Welcome to The Edge of the Land by Alan Franks. Any play that couples a woman’s search for the child she saw adopted when she was too young with a series of thoughts about flood defence might sound as if it needs some explanation, although this intriguing play needs no gloss. Alan writes about the background to both these themes later in this programme, but I want to tell you about the details of this production’s genesis from our point of view.

Alan first sent me a copy of this play in 1998 after seeing our production of The Bluethroat by Tony Ramsay, a play set within the marshy terrain between the land and the sea. I pointed out to Alan then that his play explored rather too similar territory but suggested we meet and talk. Some two years later the play resurfaced at Playwrights East in Norwich and I gave it a workshop and rehearsed reading.

Five years later, and after several other people had read the play and indicated how much they liked the idea but somehow didn’t commit to it, I decided to take the plunge. Part of the attraction was not knowing then how I was going to do it.

After researching and writing The Wuffings I had begun to take a new view of the low-lying coast and estuaries of East Anglia and regard them as our most defining element, (a theme I continued to explore in Bone Harvest), not just because of their geography and the remarkable absence of any river of decent size to feed them, but because of their cultural effects. Together these were the open doors through which flooded the Angles and then the Danes, both of which races helped define our region, give it and our people their names, and probably provide some 75% of our gene pool. However, this open door, which we notice every time the north easterlies blow from the steppes of Russia, also provided access to the North Sea surge, which, exacerbated by the high spring tides, swept through with such devastation on the night of 31 January 1953. As a result, experts have spent the next 50 years arguing about how to deal with it the next time the watery intruder comes calling. Do we attempt to lock ourselves in behind walls and massive defences, or recognise that this is one intruder who will always find a weak link and merely crash in the harder, an idea that finds a parallel theme in this play? Some say the land should be used to soak it all up, which to their opponents is like expecting the carpet to absorb any flood. But this is maybe to continue the analogy a wave too far.

This, though, is the background to Alan’s play and the human and society parallels are what interested me in putting it on. For the story of Miriam and Billy bears something all of us can recognise.

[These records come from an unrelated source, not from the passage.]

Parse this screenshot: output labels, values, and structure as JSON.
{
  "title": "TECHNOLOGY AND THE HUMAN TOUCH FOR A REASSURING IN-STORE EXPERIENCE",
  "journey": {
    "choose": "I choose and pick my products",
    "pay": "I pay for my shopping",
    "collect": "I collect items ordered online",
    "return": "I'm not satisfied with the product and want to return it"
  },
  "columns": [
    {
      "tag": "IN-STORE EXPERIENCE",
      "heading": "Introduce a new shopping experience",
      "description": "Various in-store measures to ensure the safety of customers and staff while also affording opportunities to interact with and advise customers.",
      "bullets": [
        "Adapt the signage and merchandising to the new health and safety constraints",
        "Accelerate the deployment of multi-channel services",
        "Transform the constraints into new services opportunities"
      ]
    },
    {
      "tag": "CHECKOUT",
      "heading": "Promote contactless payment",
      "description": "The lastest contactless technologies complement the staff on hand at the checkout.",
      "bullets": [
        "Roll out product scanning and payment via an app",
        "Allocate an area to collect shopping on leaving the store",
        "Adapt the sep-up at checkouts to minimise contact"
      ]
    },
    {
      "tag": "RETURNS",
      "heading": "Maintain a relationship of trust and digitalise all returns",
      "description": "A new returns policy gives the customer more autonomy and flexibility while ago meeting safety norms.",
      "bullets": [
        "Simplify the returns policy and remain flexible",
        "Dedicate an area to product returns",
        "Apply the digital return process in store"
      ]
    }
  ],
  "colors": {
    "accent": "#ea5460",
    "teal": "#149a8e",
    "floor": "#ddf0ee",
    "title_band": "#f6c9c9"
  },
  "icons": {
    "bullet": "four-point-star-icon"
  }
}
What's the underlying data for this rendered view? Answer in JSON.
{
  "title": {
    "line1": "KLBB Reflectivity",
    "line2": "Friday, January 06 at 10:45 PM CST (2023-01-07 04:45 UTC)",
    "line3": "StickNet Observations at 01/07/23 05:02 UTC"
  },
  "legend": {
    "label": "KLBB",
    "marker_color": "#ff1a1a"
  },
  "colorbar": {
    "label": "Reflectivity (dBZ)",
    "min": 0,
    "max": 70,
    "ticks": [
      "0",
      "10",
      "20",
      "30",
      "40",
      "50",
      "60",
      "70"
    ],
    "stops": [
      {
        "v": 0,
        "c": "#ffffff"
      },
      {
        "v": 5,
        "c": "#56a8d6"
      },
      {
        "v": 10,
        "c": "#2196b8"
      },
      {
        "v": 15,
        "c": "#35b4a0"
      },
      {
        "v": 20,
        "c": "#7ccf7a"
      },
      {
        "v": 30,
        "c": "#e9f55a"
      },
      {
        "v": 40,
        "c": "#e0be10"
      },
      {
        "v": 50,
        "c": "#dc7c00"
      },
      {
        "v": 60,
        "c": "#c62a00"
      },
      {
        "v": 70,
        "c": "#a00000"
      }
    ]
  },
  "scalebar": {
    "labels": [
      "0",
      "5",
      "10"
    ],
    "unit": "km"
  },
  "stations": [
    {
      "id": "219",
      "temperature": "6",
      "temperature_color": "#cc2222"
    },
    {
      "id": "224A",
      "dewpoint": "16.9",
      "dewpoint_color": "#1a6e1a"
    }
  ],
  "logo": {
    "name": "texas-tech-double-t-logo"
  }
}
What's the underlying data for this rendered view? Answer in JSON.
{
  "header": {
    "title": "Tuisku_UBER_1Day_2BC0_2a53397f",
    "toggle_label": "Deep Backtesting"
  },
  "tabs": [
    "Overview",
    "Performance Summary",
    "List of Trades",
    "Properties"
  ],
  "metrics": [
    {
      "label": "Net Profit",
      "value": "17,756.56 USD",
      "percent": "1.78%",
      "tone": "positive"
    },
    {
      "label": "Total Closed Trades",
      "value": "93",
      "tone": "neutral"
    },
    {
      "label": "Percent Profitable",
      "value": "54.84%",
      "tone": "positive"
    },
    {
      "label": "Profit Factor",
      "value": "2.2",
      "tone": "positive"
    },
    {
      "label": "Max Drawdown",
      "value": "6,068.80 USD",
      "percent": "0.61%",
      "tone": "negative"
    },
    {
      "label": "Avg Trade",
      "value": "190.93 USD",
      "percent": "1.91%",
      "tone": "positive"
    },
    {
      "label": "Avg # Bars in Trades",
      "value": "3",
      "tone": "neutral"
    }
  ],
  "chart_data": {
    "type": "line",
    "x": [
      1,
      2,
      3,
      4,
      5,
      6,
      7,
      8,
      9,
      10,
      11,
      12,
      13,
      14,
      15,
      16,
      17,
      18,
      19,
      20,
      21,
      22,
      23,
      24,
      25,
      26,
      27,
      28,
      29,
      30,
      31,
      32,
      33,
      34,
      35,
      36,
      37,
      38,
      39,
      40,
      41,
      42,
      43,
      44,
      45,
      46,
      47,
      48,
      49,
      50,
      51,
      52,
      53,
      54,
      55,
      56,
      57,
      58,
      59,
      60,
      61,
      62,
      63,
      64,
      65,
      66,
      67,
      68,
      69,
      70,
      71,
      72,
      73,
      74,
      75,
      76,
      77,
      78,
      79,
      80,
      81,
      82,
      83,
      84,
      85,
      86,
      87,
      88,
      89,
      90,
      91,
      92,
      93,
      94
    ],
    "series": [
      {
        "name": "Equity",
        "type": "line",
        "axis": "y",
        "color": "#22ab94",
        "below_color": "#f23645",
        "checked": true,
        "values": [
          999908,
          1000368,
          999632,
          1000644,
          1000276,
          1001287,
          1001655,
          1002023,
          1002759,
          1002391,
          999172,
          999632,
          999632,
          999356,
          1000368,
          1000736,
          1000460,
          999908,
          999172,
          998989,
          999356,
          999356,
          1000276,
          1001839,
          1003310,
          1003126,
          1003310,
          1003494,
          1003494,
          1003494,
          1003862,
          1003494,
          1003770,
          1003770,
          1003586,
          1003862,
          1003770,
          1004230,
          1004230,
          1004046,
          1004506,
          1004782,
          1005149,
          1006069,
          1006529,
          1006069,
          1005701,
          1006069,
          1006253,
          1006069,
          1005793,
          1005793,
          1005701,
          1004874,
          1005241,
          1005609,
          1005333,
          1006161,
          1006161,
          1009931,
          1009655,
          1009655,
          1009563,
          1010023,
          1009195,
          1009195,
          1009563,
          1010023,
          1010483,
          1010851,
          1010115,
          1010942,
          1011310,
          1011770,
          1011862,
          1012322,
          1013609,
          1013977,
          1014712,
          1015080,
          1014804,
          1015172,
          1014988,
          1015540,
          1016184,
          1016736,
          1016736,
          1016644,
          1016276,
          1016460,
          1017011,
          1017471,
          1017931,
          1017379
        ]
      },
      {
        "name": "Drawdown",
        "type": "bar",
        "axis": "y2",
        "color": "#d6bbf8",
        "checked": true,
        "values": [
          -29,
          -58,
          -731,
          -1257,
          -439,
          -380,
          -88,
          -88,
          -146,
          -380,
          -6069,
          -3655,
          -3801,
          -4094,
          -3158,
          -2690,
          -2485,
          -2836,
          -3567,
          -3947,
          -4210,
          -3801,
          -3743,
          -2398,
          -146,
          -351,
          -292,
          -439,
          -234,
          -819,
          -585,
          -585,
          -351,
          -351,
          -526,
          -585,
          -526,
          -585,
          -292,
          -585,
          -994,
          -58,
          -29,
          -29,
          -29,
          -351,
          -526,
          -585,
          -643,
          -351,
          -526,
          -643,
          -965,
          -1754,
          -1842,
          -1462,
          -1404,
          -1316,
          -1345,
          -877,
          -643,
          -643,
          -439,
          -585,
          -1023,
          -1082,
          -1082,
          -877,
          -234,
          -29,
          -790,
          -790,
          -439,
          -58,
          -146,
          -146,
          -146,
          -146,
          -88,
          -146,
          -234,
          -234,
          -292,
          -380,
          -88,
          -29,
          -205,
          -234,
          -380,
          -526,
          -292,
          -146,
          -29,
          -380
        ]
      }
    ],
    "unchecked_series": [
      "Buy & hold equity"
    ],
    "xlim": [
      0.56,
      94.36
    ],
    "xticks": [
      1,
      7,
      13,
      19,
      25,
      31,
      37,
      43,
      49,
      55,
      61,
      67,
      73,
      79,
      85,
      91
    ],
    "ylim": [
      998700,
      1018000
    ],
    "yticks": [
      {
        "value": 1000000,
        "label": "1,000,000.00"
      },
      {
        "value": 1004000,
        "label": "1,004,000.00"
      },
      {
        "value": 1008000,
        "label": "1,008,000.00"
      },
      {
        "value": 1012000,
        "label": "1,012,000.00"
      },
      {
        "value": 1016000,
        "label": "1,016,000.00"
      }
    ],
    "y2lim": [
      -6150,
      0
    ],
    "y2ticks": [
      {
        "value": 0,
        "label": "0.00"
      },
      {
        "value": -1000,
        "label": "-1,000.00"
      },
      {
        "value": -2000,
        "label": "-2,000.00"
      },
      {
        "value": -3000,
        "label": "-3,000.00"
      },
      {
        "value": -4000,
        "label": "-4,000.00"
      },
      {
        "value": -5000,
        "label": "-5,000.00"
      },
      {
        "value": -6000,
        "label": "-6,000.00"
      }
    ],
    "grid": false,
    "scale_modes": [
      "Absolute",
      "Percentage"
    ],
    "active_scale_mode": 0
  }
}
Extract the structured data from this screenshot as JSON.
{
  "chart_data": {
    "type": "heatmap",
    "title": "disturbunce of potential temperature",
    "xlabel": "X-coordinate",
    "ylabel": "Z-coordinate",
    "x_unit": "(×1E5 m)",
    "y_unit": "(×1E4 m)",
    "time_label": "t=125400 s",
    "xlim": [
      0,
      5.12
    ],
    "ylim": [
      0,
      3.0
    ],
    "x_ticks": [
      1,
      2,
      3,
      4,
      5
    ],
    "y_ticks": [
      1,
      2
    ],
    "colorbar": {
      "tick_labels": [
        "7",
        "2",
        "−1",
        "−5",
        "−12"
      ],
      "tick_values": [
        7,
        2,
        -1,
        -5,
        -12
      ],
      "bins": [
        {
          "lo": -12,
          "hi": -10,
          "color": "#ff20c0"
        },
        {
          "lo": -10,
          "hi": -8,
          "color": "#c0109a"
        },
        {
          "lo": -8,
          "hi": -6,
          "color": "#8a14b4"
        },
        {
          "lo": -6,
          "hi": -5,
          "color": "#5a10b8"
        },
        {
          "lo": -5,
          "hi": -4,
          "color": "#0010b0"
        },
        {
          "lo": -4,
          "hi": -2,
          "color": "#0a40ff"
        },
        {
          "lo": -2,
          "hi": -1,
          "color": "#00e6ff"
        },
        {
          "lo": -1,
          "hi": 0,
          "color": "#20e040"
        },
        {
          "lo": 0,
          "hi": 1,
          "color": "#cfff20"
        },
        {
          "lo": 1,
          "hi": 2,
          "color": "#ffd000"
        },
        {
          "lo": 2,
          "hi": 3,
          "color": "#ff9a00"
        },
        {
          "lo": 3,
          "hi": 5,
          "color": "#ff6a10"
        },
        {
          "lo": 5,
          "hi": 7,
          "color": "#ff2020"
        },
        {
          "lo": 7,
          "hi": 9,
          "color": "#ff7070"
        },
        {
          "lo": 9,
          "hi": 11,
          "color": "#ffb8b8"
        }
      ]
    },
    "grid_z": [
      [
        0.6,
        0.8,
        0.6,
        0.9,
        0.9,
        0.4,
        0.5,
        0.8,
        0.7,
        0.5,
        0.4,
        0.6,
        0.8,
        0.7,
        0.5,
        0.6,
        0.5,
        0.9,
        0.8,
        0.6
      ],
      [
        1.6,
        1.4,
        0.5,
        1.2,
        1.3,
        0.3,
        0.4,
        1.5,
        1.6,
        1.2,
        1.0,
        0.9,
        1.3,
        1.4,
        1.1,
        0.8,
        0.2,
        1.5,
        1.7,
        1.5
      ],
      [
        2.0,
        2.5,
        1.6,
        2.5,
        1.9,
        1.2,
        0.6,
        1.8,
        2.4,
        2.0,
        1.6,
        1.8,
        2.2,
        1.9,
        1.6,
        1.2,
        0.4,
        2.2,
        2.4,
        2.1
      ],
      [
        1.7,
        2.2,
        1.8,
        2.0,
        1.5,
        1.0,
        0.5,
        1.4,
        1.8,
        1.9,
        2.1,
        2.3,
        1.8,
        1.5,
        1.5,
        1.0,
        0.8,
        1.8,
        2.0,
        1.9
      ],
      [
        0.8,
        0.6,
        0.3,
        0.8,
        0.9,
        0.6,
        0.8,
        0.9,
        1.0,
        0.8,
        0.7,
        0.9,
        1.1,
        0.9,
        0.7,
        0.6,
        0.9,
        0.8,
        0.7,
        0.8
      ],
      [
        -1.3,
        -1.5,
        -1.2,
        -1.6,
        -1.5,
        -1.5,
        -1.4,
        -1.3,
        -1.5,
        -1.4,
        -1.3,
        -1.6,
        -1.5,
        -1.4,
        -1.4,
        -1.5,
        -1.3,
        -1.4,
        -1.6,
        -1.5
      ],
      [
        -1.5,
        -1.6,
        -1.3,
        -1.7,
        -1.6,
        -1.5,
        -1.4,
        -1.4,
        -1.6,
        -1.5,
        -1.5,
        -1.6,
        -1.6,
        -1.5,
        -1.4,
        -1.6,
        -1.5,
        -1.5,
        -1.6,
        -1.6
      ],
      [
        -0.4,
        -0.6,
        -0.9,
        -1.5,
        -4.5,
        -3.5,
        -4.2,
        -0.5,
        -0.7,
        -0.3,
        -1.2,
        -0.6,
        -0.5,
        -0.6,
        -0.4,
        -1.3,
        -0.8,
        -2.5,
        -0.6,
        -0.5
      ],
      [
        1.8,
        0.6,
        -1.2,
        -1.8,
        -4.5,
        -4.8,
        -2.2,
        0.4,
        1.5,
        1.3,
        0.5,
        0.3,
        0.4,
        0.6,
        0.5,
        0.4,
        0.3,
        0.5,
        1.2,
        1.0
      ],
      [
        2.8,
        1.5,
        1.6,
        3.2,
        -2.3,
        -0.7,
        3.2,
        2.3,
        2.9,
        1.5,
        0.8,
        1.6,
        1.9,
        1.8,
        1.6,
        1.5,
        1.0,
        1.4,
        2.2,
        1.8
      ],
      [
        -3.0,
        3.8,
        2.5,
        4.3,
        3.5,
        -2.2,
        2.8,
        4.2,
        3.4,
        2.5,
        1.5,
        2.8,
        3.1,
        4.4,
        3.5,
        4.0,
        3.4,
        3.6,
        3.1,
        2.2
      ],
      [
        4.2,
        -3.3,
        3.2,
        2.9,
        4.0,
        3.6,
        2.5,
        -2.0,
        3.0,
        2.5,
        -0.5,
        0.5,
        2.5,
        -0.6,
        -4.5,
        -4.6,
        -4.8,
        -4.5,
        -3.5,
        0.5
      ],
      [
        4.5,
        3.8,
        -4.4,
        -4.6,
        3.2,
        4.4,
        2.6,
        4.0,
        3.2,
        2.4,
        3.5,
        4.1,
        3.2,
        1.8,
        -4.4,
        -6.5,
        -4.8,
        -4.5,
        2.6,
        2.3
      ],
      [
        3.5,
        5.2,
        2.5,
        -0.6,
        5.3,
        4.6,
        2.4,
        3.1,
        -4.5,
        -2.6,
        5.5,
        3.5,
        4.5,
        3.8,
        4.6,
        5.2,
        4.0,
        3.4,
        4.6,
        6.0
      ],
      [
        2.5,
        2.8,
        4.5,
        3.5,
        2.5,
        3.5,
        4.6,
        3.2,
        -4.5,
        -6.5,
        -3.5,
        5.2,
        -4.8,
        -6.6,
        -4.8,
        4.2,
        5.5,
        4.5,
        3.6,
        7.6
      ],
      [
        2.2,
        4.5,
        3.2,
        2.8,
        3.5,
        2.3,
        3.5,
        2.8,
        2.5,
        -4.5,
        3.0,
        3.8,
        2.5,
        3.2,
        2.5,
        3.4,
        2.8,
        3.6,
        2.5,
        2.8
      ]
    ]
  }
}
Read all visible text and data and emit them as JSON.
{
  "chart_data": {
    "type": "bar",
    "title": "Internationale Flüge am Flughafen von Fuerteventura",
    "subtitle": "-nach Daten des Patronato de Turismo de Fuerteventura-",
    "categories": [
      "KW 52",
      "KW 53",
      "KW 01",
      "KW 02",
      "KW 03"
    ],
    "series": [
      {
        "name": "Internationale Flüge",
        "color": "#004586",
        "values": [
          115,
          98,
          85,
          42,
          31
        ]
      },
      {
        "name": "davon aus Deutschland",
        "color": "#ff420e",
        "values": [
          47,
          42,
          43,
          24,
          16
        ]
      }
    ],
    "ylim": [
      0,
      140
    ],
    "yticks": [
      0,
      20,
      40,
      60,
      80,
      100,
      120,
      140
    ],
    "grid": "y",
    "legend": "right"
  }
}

I should give my thanks to the Maddermarket Theatre and the actors who helped work through the original script, to Playwrights East for financing that, and lastly to Alan for being such a pliable and receptive author to differing ideas and possibilities, as far from a flood defence wall as you could imagine.

Once again our thanks go to Ryan Insurance who are sponsoring this village hall tour. We hope for all our sakes that it will be many years before anyone is searching out their insurance policies as they listen to the weather forecast.